The rare-earth mining sites “would align Cleveland-Cliffs with the broader national strategy for critical material independence, similar to what we achieved in steel,” Goncalves said in a statement.
Earlier this month China, the dominant producer of rare earths, tightened export controls of products with the metals, leading Trump to threaten an additional 100% tariff on Chinese imports.
China said foreign suppliers would have to gain approval to export products with certain rare-earth materials if they account for at least 0.1% of the good’s total value. Beijing said products with military uses generally would not be approved.
Shares of rare-earth metal companies have rallied in recent weeks as a result of the heightened trade tensions. The sector also got a boost earlier this year, when the Pentagon took a 15% stake in MP Materials, America’s largest rare-earths miner.
Last week, JPMorgan said it would invest $10 billion in companies critical to U.S. national security, including rare-earth producers.
Cleveland-Cliffs’s steel business, meanwhile, continues to benefit from the trade policy. It entered a memorandum of understanding with a global steel producer seeking to benefit from Cleveland-Cliffs’s U.S. production, the company said.

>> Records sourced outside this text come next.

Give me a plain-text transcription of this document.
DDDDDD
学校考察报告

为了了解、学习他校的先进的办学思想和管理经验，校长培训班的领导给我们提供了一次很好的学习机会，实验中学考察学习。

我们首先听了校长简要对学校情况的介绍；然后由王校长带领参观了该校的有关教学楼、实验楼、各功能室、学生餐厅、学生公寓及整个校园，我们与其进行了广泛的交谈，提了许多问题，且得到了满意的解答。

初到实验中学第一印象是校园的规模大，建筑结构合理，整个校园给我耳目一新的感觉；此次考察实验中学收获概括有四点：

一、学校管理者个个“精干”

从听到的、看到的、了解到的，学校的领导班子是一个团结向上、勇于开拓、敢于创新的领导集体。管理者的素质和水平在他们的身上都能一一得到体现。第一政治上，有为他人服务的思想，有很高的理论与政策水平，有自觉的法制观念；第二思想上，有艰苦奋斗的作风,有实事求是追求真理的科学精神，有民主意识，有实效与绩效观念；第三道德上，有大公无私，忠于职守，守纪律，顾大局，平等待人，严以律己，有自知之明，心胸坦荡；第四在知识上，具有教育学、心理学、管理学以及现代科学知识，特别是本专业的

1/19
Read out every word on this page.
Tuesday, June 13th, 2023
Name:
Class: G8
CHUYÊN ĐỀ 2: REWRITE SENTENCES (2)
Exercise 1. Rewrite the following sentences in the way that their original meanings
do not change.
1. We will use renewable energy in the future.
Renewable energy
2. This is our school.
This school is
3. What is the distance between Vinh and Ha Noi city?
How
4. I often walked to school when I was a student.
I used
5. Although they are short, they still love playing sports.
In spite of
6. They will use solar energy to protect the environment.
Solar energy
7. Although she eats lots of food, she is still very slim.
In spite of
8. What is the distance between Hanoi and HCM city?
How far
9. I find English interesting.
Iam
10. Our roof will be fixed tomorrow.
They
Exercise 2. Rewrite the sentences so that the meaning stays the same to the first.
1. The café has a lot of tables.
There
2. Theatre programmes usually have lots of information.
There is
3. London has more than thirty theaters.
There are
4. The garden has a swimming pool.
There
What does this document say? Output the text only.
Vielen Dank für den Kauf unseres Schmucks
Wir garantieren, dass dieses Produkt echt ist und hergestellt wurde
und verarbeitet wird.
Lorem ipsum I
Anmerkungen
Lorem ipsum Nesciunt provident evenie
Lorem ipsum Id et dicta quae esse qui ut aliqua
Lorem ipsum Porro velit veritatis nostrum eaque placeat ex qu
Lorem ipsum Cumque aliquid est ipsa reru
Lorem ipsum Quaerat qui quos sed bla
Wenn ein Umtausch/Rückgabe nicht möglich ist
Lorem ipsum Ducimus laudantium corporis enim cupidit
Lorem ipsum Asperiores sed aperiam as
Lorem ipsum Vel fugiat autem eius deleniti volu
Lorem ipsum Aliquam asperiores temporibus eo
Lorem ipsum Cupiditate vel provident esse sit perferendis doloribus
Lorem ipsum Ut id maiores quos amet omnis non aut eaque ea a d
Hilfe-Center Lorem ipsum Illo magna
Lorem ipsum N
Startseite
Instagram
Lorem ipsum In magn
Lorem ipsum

“As a result of this new trade environment, we have won new and growing supply arrangements with all major automotive [original equipment manufacturers],” Goncalves said. “Many of these customers have told us directly that they want to reduce their exposure to tariffs and to foreign volatility.”
Cleveland Cliffs posted a third-quarter loss of $251 million, or 51 cents a share, compared with a loss of $244 million, or 52 cents a share, the year prior.
Adjusted earnings were 45 cents a share, in line with analysts’ expectations, according to FactSet.